Pour rappel le sharding permet de distribuer le contenu d'une table sur plusieurs serveurs, pg_shard permet également de gérer de multiples copies d'un même réplicats afin de palier à une éventulle faille sur l'un des noeuds. L'intérêt principal du sharding est de pouvoir garantir la scalabilité quand le volume de données augmente rapidement, l'accés aux données se faisant toujours sur le noeud principal sans avoir à prendre en compte les noeuds secondaires qui sont trasparents pour le client.

Autant le dire tout de suite, et ne pas laisser le suspens s'installer, Django n'est pas compatible avec pg_shard, cela pour trois raisons principales détaillée ci-dessous. D'auutres points sont peut-être bloquant, mais je n'ai pas introspecté plus en avant après avoir déjà constaté ces premiers points de blocage.

Lors de la sauvegarde d'un nouvel objet dans la base Django utilise la clause RETURNING dans l'INSERT afin de récupérer l'id de l'objet. A ce jour pg_shard ne supporte pas RETURNING, un ticket est en cours, espérons qu'une future version soit publiée avec cette fonctionnalité.

Plus problématique car cela demanderai un hack un peu plus profond dans l'ORM de Django, le non support des séquences qui sont utilisées par le type SERIAL afin de bénéficier de la numérotation automatique et unique des clés primaires. C'est ce type qui est utilisé par défaut par Django pour les pk. Là encore des discussions sont en cours pour supporter les sequences dans pg_shard.
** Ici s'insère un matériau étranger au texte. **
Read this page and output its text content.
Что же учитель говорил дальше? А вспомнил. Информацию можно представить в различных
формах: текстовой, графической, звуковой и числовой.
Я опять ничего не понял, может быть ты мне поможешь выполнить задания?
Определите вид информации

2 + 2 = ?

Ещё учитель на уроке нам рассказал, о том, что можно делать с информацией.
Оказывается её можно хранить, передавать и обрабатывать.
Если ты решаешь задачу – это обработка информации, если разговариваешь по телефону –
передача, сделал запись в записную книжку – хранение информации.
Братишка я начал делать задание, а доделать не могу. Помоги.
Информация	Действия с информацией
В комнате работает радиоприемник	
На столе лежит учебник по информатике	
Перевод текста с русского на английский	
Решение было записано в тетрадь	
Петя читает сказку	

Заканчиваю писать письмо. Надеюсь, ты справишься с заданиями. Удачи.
Enfin et c'est peut-être ce qui serait le plus bloquant pour une utilisation avec Django ou un autre ORM, pg_shard ne supporte pas les transactions multi-requêtes. Les transactions étant la base de la garantie de l'intégrité des données ; à part être dans un cas d'usage où l'on ne modifie pas plus d'une donnée à la fois, cela peut être une raison pour ne pas adopter pg_shard dans l'état.

Malgré ces constats pg_shard reste une solution très intéressante, qu'il faut garder dans un coin de sa veille techno, à l'époque où le big data revient si souvent dans les conversations autour de la machine à café.